Immerhin werden Liebknecht-Luxemburg-Demonstration und Gedenken regelmäßig in den Printmedien erwähnt. Die taz macht es dem ZDF gleich und manipuliert die Teilnehmerzahl gewaltig nach unten: »Wie jedes Jahr versammelten sich mehr als zehntausend Menschen in Berlin, um der vor 90 Jahren von Freikorps-Soldaten ermordeten KPD-Gründer (...) zu gedenken«, heißt es auf Seite sieben der Montagausgabe. Obwohl, 80000 bis 90000 sind ja in der Tat mehr als zehntausend Menschen. Im Lokalteil wird dann auf Seite 21 nachgebessert: »Seit der Wende nehmen jährlich mehrere zehntausend Menschen an dem Gedenken teil, nach Angaben eines Sprechers der Linken waren es diesmal 80000.« Als ob es vor der Wende dieses Gedenken nicht gegeben hätte.

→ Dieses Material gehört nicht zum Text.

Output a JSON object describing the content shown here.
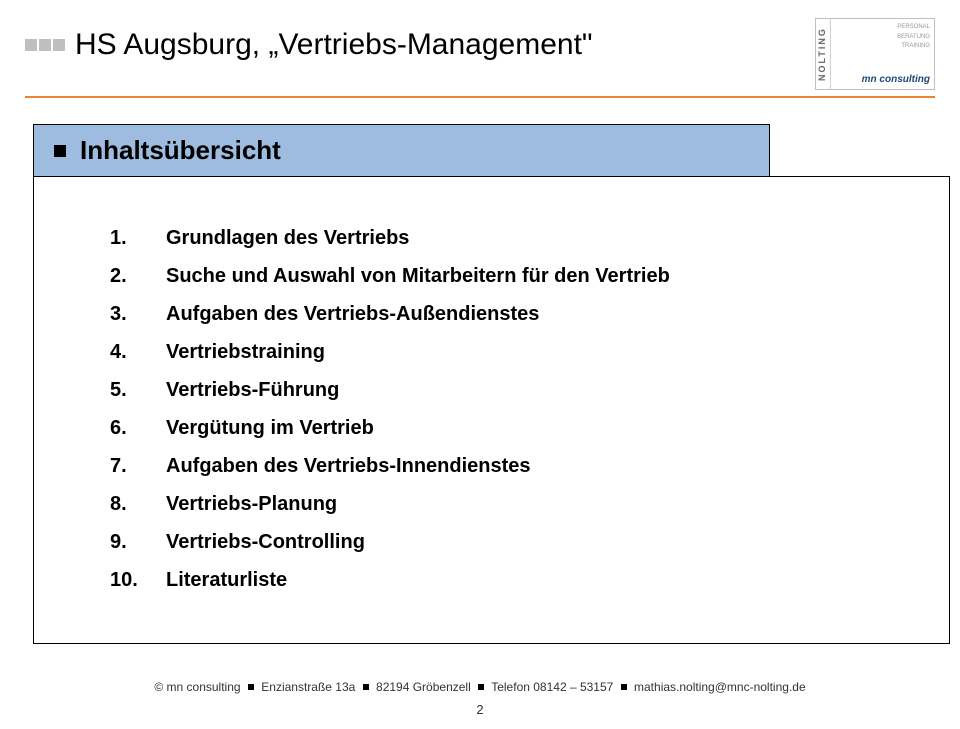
{
  "header": {
    "title": "HS Augsburg, „Vertriebs-Management\""
  },
  "logo": {
    "brand_vertical": "NOLTING",
    "service1": "PERSONAL",
    "service2": "BERATUNG",
    "service3": "TRAINING",
    "brand": "mn consulting"
  },
  "section": {
    "title": "Inhaltsübersicht"
  },
  "toc": {
    "items": [
      "Grundlagen des Vertriebs",
      "Suche und Auswahl von Mitarbeitern für den Vertrieb",
      "Aufgaben des Vertriebs-Außendienstes",
      "Vertriebstraining",
      "Vertriebs-Führung",
      "Vergütung im Vertrieb",
      "Aufgaben des Vertriebs-Innendienstes",
      "Vertriebs-Planung",
      "Vertriebs-Controlling",
      "Literaturliste"
    ]
  },
  "footer": {
    "copyright": "© mn consulting",
    "address": "Enzianstraße 13a",
    "city": "82194 Gröbenzell",
    "phone": "Telefon 08142 – 53157",
    "email": "mathias.nolting@mnc-nolting.de",
    "page": "2"
  }
}
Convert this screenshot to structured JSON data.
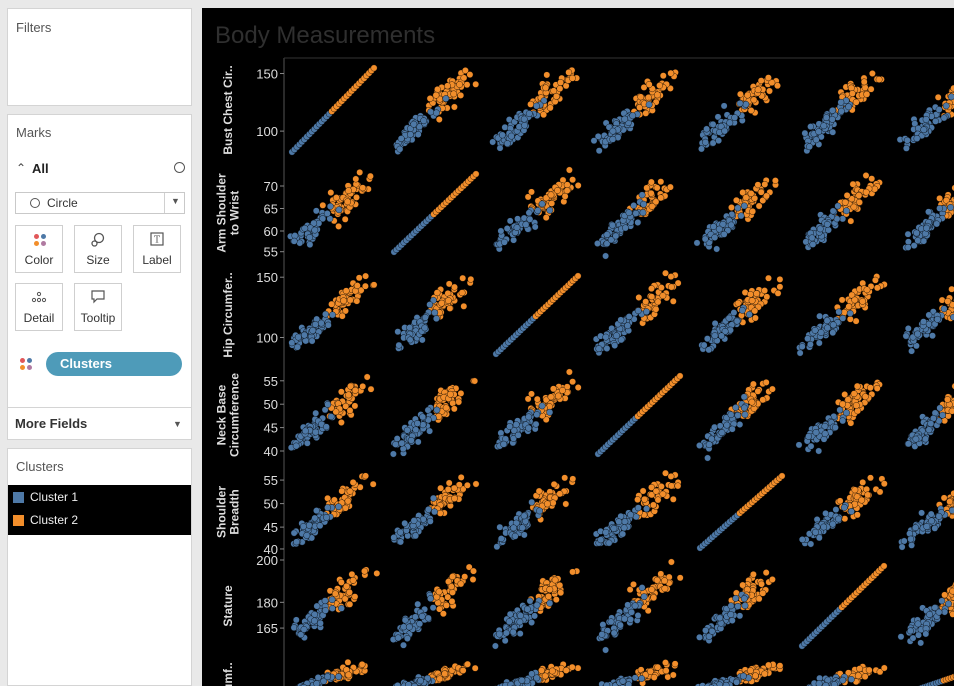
{
  "sidebar": {
    "filters": {
      "title": "Filters"
    },
    "marks": {
      "title": "Marks",
      "all_label": "All",
      "mark_type": "Circle",
      "tiles": [
        {
          "label": "Color",
          "icon": "color-dots-icon"
        },
        {
          "label": "Size",
          "icon": "size-icon"
        },
        {
          "label": "Label",
          "icon": "label-icon"
        },
        {
          "label": "Detail",
          "icon": "detail-icon"
        },
        {
          "label": "Tooltip",
          "icon": "tooltip-icon"
        }
      ],
      "color_pill": "Clusters",
      "more_fields": "More Fields"
    },
    "legend": {
      "title": "Clusters",
      "items": [
        {
          "label": "Cluster 1",
          "color": "#4e79a7"
        },
        {
          "label": "Cluster 2",
          "color": "#f28e2b"
        }
      ]
    }
  },
  "viz": {
    "title": "Body Measurements",
    "background": "#000000",
    "row_labels": [
      {
        "lines": [
          "Bust Chest Cir.."
        ],
        "ticks": [
          "150",
          "100"
        ]
      },
      {
        "lines": [
          "Arm Shoulder",
          "to Wrist"
        ],
        "ticks": [
          "70",
          "65",
          "60",
          "55"
        ]
      },
      {
        "lines": [
          "Hip Circumfer.."
        ],
        "ticks": [
          "150",
          "100"
        ]
      },
      {
        "lines": [
          "Neck Base",
          "Circumference"
        ],
        "ticks": [
          "55",
          "50",
          "45",
          "40"
        ]
      },
      {
        "lines": [
          "Shoulder",
          "Breadth"
        ],
        "ticks": [
          "55",
          "50",
          "45",
          "40"
        ]
      },
      {
        "lines": [
          "Stature"
        ],
        "ticks": [
          "200",
          "180",
          "165"
        ]
      },
      {
        "lines": [
          "..umf.."
        ],
        "ticks": []
      }
    ]
  },
  "chart_data": {
    "type": "scatter",
    "title": "Body Measurements",
    "subtype": "scatter matrix",
    "dimensions": [
      "Bust Chest Cir..",
      "Arm Shoulder to Wrist",
      "Hip Circumfer..",
      "Neck Base Circumference",
      "Shoulder Breadth",
      "Stature"
    ],
    "series": [
      {
        "name": "Cluster 1",
        "color": "#4e79a7"
      },
      {
        "name": "Cluster 2",
        "color": "#f28e2b"
      }
    ],
    "axis_ranges": {
      "Bust Chest Cir..": [
        80,
        155
      ],
      "Arm Shoulder to Wrist": [
        55,
        72
      ],
      "Hip Circumfer..": [
        85,
        155
      ],
      "Neck Base Circumference": [
        38,
        57
      ],
      "Shoulder Breadth": [
        40,
        56
      ],
      "Stature": [
        150,
        200
      ]
    }
  }
}
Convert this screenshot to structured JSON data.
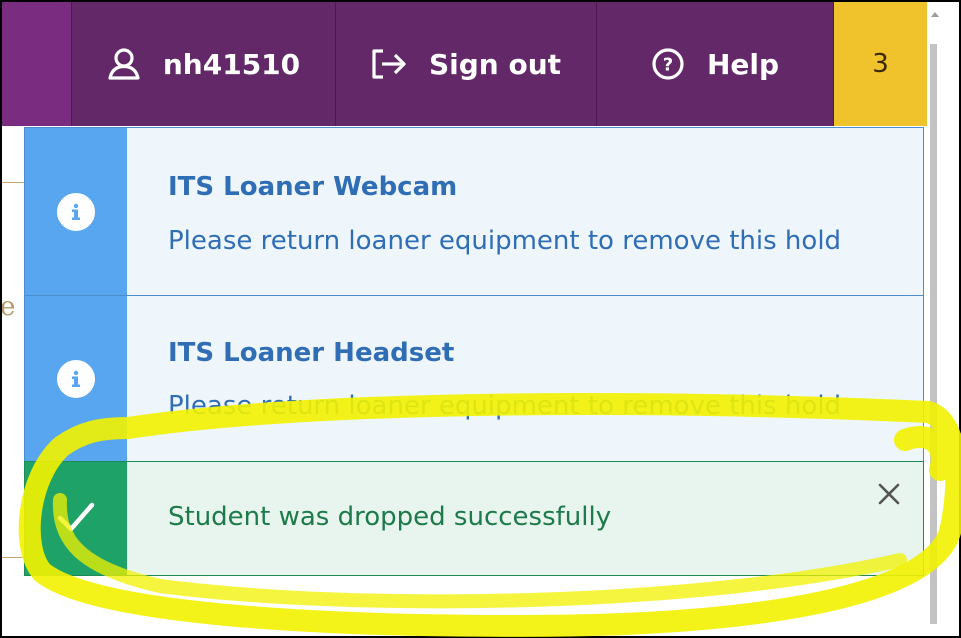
{
  "header": {
    "username": "nh41510",
    "sign_out_label": "Sign out",
    "help_label": "Help",
    "notification_count": "3"
  },
  "notifications": [
    {
      "type": "info",
      "icon": "info-icon",
      "title": "ITS Loaner Webcam",
      "message": "Please return loaner equipment to remove this hold"
    },
    {
      "type": "info",
      "icon": "info-icon",
      "title": "ITS Loaner Headset",
      "message": "Please return loaner equipment to remove this hold"
    },
    {
      "type": "success",
      "icon": "checkmark-icon",
      "message": "Student was dropped successfully",
      "close_icon": "close-icon"
    }
  ],
  "colors": {
    "nav_bg": "#632868",
    "count_badge": "#f0c22c",
    "info_accent": "#58a6f0",
    "success_accent": "#1ea268",
    "highlight": "#f4f000"
  }
}
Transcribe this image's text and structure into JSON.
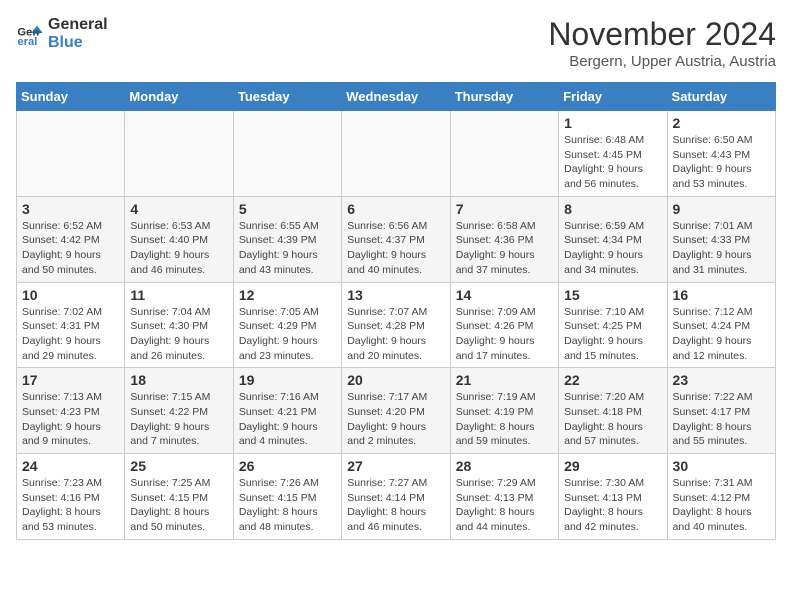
{
  "logo": {
    "line1": "General",
    "line2": "Blue"
  },
  "title": "November 2024",
  "location": "Bergern, Upper Austria, Austria",
  "days_of_week": [
    "Sunday",
    "Monday",
    "Tuesday",
    "Wednesday",
    "Thursday",
    "Friday",
    "Saturday"
  ],
  "weeks": [
    [
      {
        "day": "",
        "info": ""
      },
      {
        "day": "",
        "info": ""
      },
      {
        "day": "",
        "info": ""
      },
      {
        "day": "",
        "info": ""
      },
      {
        "day": "",
        "info": ""
      },
      {
        "day": "1",
        "info": "Sunrise: 6:48 AM\nSunset: 4:45 PM\nDaylight: 9 hours\nand 56 minutes."
      },
      {
        "day": "2",
        "info": "Sunrise: 6:50 AM\nSunset: 4:43 PM\nDaylight: 9 hours\nand 53 minutes."
      }
    ],
    [
      {
        "day": "3",
        "info": "Sunrise: 6:52 AM\nSunset: 4:42 PM\nDaylight: 9 hours\nand 50 minutes."
      },
      {
        "day": "4",
        "info": "Sunrise: 6:53 AM\nSunset: 4:40 PM\nDaylight: 9 hours\nand 46 minutes."
      },
      {
        "day": "5",
        "info": "Sunrise: 6:55 AM\nSunset: 4:39 PM\nDaylight: 9 hours\nand 43 minutes."
      },
      {
        "day": "6",
        "info": "Sunrise: 6:56 AM\nSunset: 4:37 PM\nDaylight: 9 hours\nand 40 minutes."
      },
      {
        "day": "7",
        "info": "Sunrise: 6:58 AM\nSunset: 4:36 PM\nDaylight: 9 hours\nand 37 minutes."
      },
      {
        "day": "8",
        "info": "Sunrise: 6:59 AM\nSunset: 4:34 PM\nDaylight: 9 hours\nand 34 minutes."
      },
      {
        "day": "9",
        "info": "Sunrise: 7:01 AM\nSunset: 4:33 PM\nDaylight: 9 hours\nand 31 minutes."
      }
    ],
    [
      {
        "day": "10",
        "info": "Sunrise: 7:02 AM\nSunset: 4:31 PM\nDaylight: 9 hours\nand 29 minutes."
      },
      {
        "day": "11",
        "info": "Sunrise: 7:04 AM\nSunset: 4:30 PM\nDaylight: 9 hours\nand 26 minutes."
      },
      {
        "day": "12",
        "info": "Sunrise: 7:05 AM\nSunset: 4:29 PM\nDaylight: 9 hours\nand 23 minutes."
      },
      {
        "day": "13",
        "info": "Sunrise: 7:07 AM\nSunset: 4:28 PM\nDaylight: 9 hours\nand 20 minutes."
      },
      {
        "day": "14",
        "info": "Sunrise: 7:09 AM\nSunset: 4:26 PM\nDaylight: 9 hours\nand 17 minutes."
      },
      {
        "day": "15",
        "info": "Sunrise: 7:10 AM\nSunset: 4:25 PM\nDaylight: 9 hours\nand 15 minutes."
      },
      {
        "day": "16",
        "info": "Sunrise: 7:12 AM\nSunset: 4:24 PM\nDaylight: 9 hours\nand 12 minutes."
      }
    ],
    [
      {
        "day": "17",
        "info": "Sunrise: 7:13 AM\nSunset: 4:23 PM\nDaylight: 9 hours\nand 9 minutes."
      },
      {
        "day": "18",
        "info": "Sunrise: 7:15 AM\nSunset: 4:22 PM\nDaylight: 9 hours\nand 7 minutes."
      },
      {
        "day": "19",
        "info": "Sunrise: 7:16 AM\nSunset: 4:21 PM\nDaylight: 9 hours\nand 4 minutes."
      },
      {
        "day": "20",
        "info": "Sunrise: 7:17 AM\nSunset: 4:20 PM\nDaylight: 9 hours\nand 2 minutes."
      },
      {
        "day": "21",
        "info": "Sunrise: 7:19 AM\nSunset: 4:19 PM\nDaylight: 8 hours\nand 59 minutes."
      },
      {
        "day": "22",
        "info": "Sunrise: 7:20 AM\nSunset: 4:18 PM\nDaylight: 8 hours\nand 57 minutes."
      },
      {
        "day": "23",
        "info": "Sunrise: 7:22 AM\nSunset: 4:17 PM\nDaylight: 8 hours\nand 55 minutes."
      }
    ],
    [
      {
        "day": "24",
        "info": "Sunrise: 7:23 AM\nSunset: 4:16 PM\nDaylight: 8 hours\nand 53 minutes."
      },
      {
        "day": "25",
        "info": "Sunrise: 7:25 AM\nSunset: 4:15 PM\nDaylight: 8 hours\nand 50 minutes."
      },
      {
        "day": "26",
        "info": "Sunrise: 7:26 AM\nSunset: 4:15 PM\nDaylight: 8 hours\nand 48 minutes."
      },
      {
        "day": "27",
        "info": "Sunrise: 7:27 AM\nSunset: 4:14 PM\nDaylight: 8 hours\nand 46 minutes."
      },
      {
        "day": "28",
        "info": "Sunrise: 7:29 AM\nSunset: 4:13 PM\nDaylight: 8 hours\nand 44 minutes."
      },
      {
        "day": "29",
        "info": "Sunrise: 7:30 AM\nSunset: 4:13 PM\nDaylight: 8 hours\nand 42 minutes."
      },
      {
        "day": "30",
        "info": "Sunrise: 7:31 AM\nSunset: 4:12 PM\nDaylight: 8 hours\nand 40 minutes."
      }
    ]
  ]
}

Aber immerhin wird es in den Medien notiert. Die Rosa-Luxemburg-Konferenz hat es da schon schwerer. Nur wenn irgendeine Sendeanstalt acht Wochen nach der Konferenz entdeckt, daß eine Grußadresse von Christian Klar verlesen wurde, schafft es auch dieses Ereignis tagelang in die Nachrichtensendungen beispielsweise des ZDF. Nur zwei überregionale Tageszeitungen erwähnen in diesem Jahr die Veranstaltuung. Allerdings kommen sie auch nur ihrer Chronistenpflicht nach, damit die eigenen Leserinnen und Leser nicht allzusehr meckern. Die taz bringt in einem Bericht über das politische Wochenende in ihrem Lokalteil gerade mal zehn Sätze zur Konferenz unter, und selbst die sind nicht fehlerfrei (so wird Sara Flounders vom International Action Center mal flugs zur Sprecherin der US-KP ernannt). Der Hauptteil des Beitrages wird dann allerdings der Veranstaltung einer äußerst kreativen Person gewidmet. Jürgen Elsässer, einst Erfinder der Antideutschen, wurde offensichtlich von einem Alien geküßt und will nun keine Klassen mehr kennen, sondern nur noch Deutsche, die gemeinsam Nation und Kapital schützen. Dazu hat er sich »aus dem linken Getto« verabschiedet und eine Volksfront-Initiative gegründet, die er am Samstag vergangener Woche in einer Westberliner Szenekneipe vorstellte. Überschrieben ist der taz-Artikel »Linke müssen Überstunden leisten« – was aber knapp drei Viertel des Berichtes, der sich mit dem neuesten esoterischen Mist Elsässers beschäftigt, mit links zu tun haben soll, versteht offensichtlich selbst der taz-Autor nicht. Gut, daß es da noch das Neue Deutschland gibt, denn die Tageszeitung war das einzige überregionale Medium, das neben der jungen Welt am Montag über die Luxemburg-Konferenz berichtet hat. Allerdings genügten dem ND dazu ganze drei Sätze, obwohl beispielsweise sein Herausgeber Lothar Bisky Teilnehmer der Podiumsdiskussion zur Europäischen Union war.